Il francese d'Italia per più o meno tutti i generi letterari ma due sono quelli che di gran lunga si impongono
sugli altri: il romanzo arturiano (in prosa) e la chanson de gestes (in versi). Il trapianto approda a una lingua
ibrida che presenta diversi gradi di allontanamento dal francese d'oltralpe e che è stata chiamata di volta in
volta franco-italiano o franco-lombardo o franco-veneto. Sono le stesse corti che ospitavano i trovatori
provenzali e italiani ad accogliere elaborare per sé i cicli delle gesta di Francia. E tuttavia la lirica provenzale
in Italia non ha dato origine ad una lingua mista, quale quella legata al romanzo cavalleresco e alla chanson
de geste segno evidente per quest'ultima di una diversità di una peculiarità di recessione più attiva e
dinamica e proprio per questo destinata alla perdita progressiva del francese e alla contestuale sostituzione
con l'elemento italiano nei nascenti cantari in ottava in rima.
L’apice di questo processo di diversificazione e di innovazione della materia epica oitana in veste franco-
veneta si ha con un consistente gruppo di manoscritti di provenienza italiani contenenti le chanson de
gestes trascritte e rielaborate in Italia e soprattutto con un gruppo di codici provenienti dalla biblioteca dei
Gonzaga e passati nel corso del XVIII secolo alla biblioteca Marciana di Venezia. I più importanti di questi
codici sono il V 31 e il V 21. Il primo, mutilo della parte iniziale, ospita una serie di chanson de geste
complessivamente indicate con il nome Geste Francor cioè “gesta dei franchi”, in cui il tema che unifica gli
8 poemi è l'ostilità della casa di Magaza nei confronti della stirpe reale di Francia ma con più marcata
attenzione alle vicende familiari dei paladini e vassalli che alle loro imprese epiche.
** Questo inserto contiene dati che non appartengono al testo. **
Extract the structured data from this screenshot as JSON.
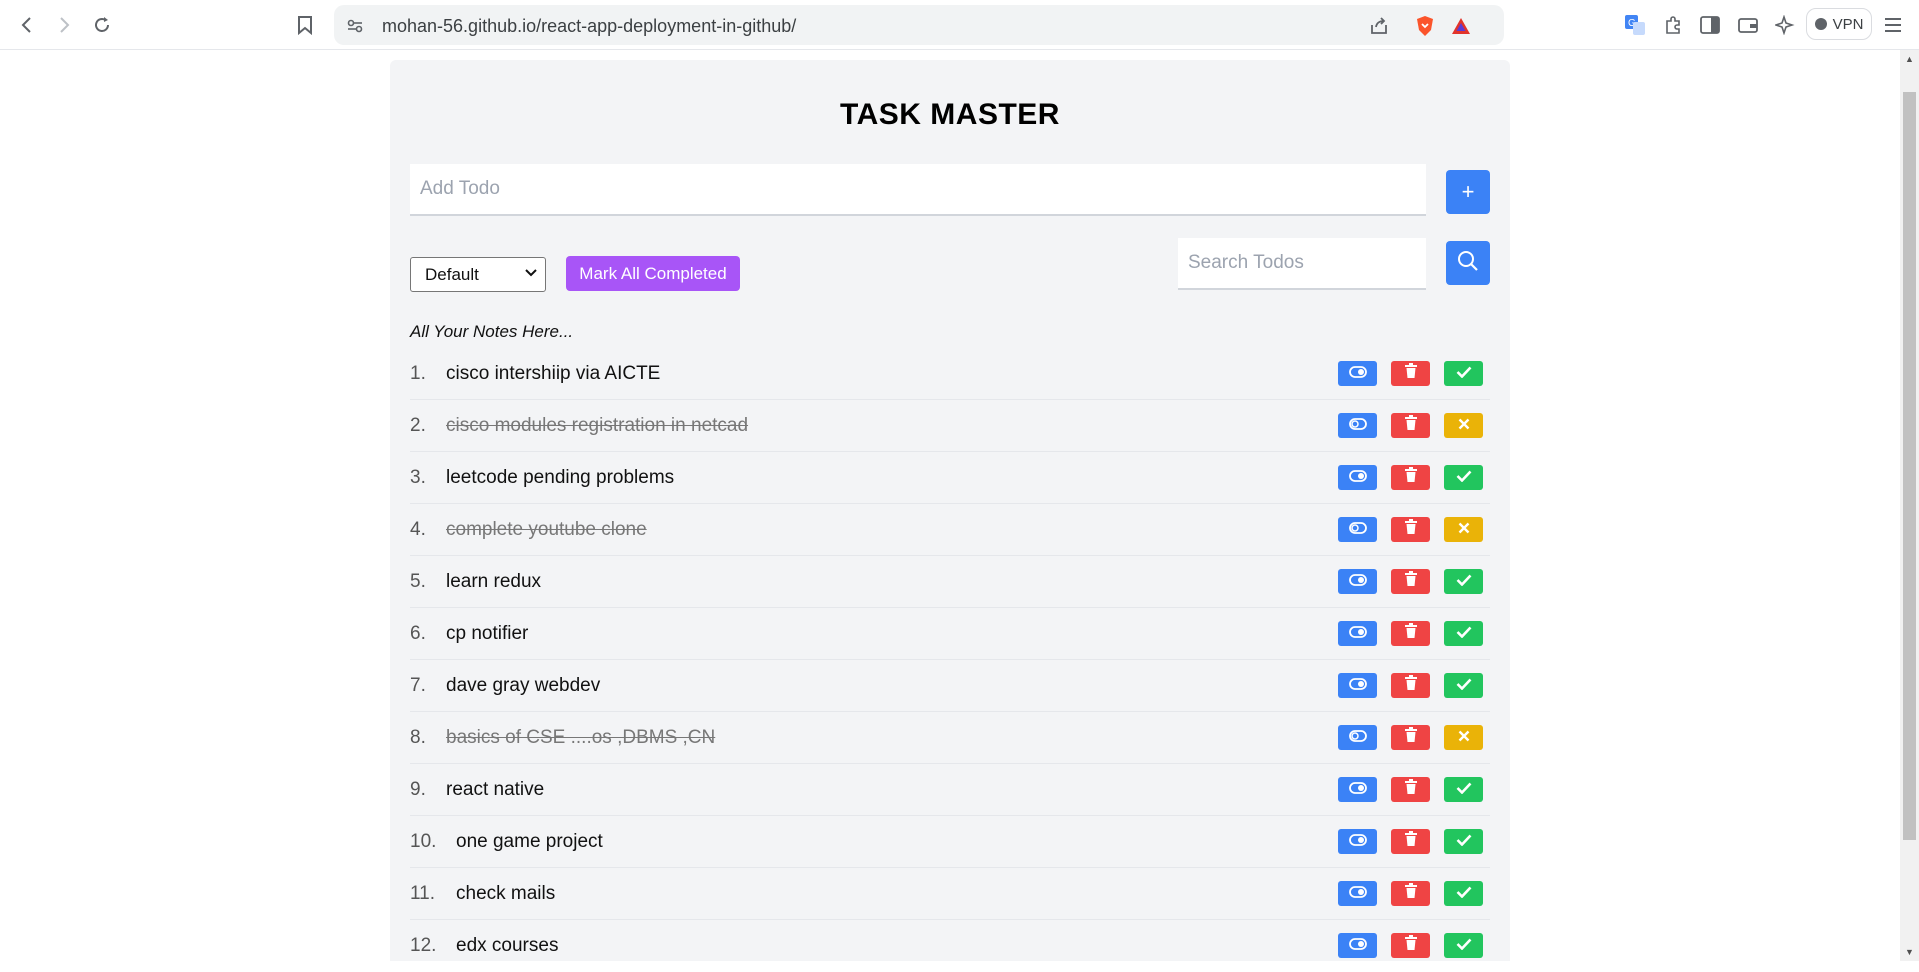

L’architettura
dell’insieme è gestita attraverso un vasto reticolo organico di impianto ciclico, e articolata secondo precise
strategie microtestuali rintracciabili sia a livello delle connessioni interne di tipo tematico, sia a livello di
strutture narrative “a cornice”. Il secondo il manoscritto marciano, siglato V 21, è meno ibrido dal punto di
vista linguistico e tramanda con uno straordinario corredo di illustrazioni il capolavoro dell’epica franco-
veneta: l’Entrée d’Espagne e del quale è prosecuzione la cosiddetta Prise de Pampleune cioè la conquista di
Pamplona di Niccolò da Verona.
L’entrée narra di Orlando, delle avventurose vicende precedenti alla rotta di Roncisvalle desunte dalla
cronaca dello pseudo-turpino ed altri poemi perduti anche con l'aggiunta di nuovi scenari come il favoloso
oriente e la decisiva ridefinizione dei personaggi ereditati dalla tradizione precedente. L'entrée d'Espagne
narra le vicende di Carlo Magno e dei paladini nella Spagna dei Mori nei sette anni che precedono gli
avvenimenti raccontati nella chanson de Roland. Il protagonista indiscusso del poema è Orlando, il quale,
per aver organizzato di nascosto da Carlo la presa della città di Noble e aver così messo in pericolo l'esercito
francese, incorre nelle ire dell'imperatore e, offeso, parte solitario all'avventura. Qui gli elementi tipici della
chanson de geste si combinano dunque con gli spunti più propriamente romanzeschi (Orlando in Oriente è
in tutto simile ad un Cavaliere errante). Per dare un'idea della varietà dei toni e dello stile di scrittura
utilizzati nelle entrate spagne si veda pagina 433-434-435-436. Nonostante l'anonimo autore utilizzi una
lingua non sua, rivela un magistrale energico senso dello stile e mostra di possedere un radicato e preciso
sentimento della chevalerie in stretta unione con l'ideale della clergie, scienza dell'uomo del mondo. È
singolare che la scelta, o meglio l'invenzione, di una lingua genialmente ibridata che compete con
l'egemone francese abbia consentito all’Italia di recuperare brillantemente l'unico genere letterario che le
mancava, garantendogli in tal modo tradizione e vitalità secolari fino ai capolavori di Boiardo e Ariosto.
Dunque, questa materia di Francia comprensibile a tutti e legata all'esecuzione orale si fonde solo in un
secondo tempo con la letteratura francese diffusa nelle corti d'Italia settentrionale.